Nonparametric Regression

Regression models that suppose a parametric form express the mean of an observation as a function of regressor variables $x_1,\cdots ,x_ k$ and parameters $\beta _1,\cdots ,\beta _ p$:

\[  \mr {E}[Y] = f(x_1,\cdots ,x_ k;\beta _1,\cdots ,\beta _ p)  \]

Nonparametric regression techniques not only relax the assumption of linearity in the regression parameters, but they also do not require that you specify a precise functional form for the relationship between response and regressor variables.
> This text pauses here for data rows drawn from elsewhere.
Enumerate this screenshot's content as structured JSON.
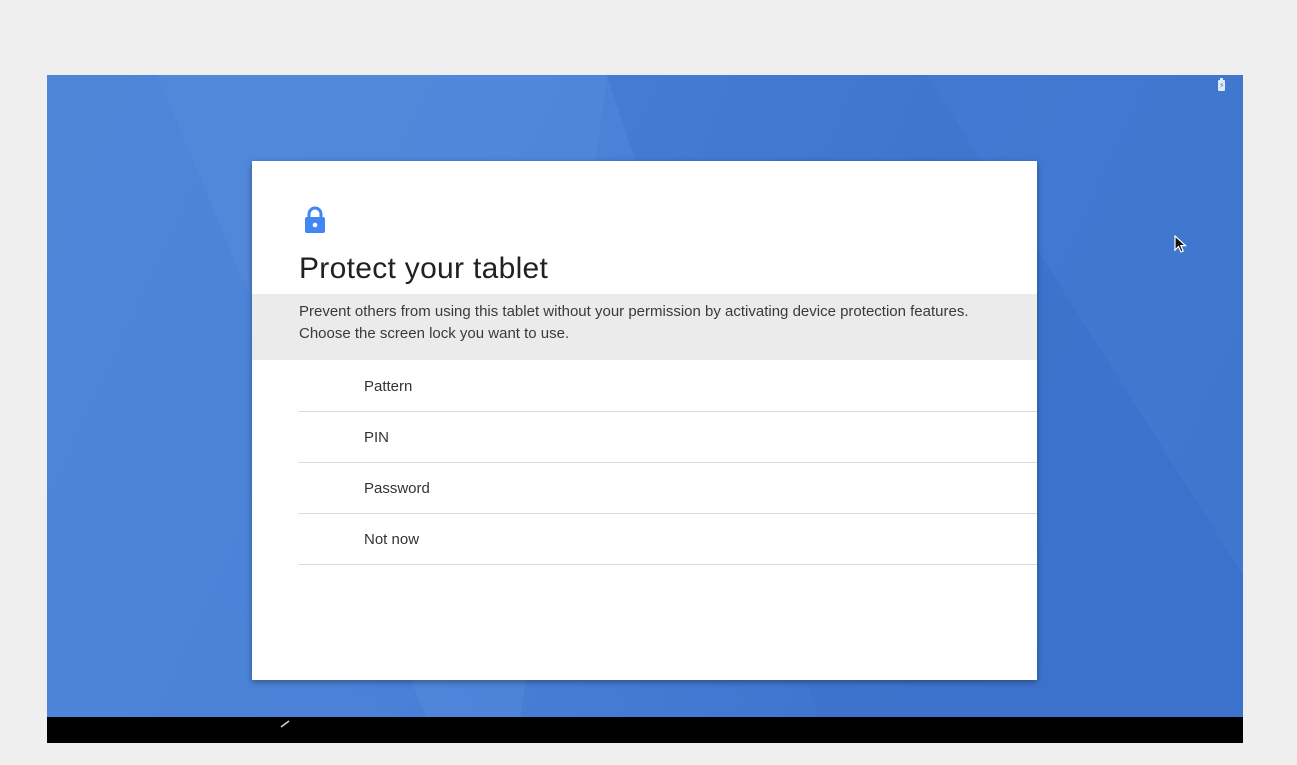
{
  "dialog": {
    "icon": "lock-icon",
    "title": "Protect your tablet",
    "description": "Prevent others from using this tablet without your permission by activating device protection features. Choose the screen lock you want to use.",
    "options": [
      {
        "label": "Pattern"
      },
      {
        "label": "PIN"
      },
      {
        "label": "Password"
      },
      {
        "label": "Not now"
      }
    ]
  },
  "status_bar": {
    "icon": "battery-charging-icon"
  },
  "nav_bar": {
    "back_icon": "back-icon"
  },
  "colors": {
    "accent": "#4285f4",
    "wallpaper": "#4a80d6",
    "card": "#ffffff",
    "description_band": "#ebebeb",
    "nav_bar": "#000000"
  }
}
Consider a regression problem where the relationship between response Y and regressor X is to be modeled. It is assumed that $\mr {E}[Y_ i] = g(x_ i) + \epsilon _ i$, where $g(\cdot )$ is an unspecified regression function. Two primary approaches in nonparametric regression modeling are as follows:

  • approximate $g(x_ i)$ locally by a parametric function constructed from information in a local neighborhood of $x_ i$

  • approximate the unknown function $g(x_ i)$ by a smooth, flexible function and determine the necessary smoothness and continuity properties from the data

The SAS/STAT procedures LOESS, GAM, and TPSPLINE fit nonparametric regression models by one of these methods.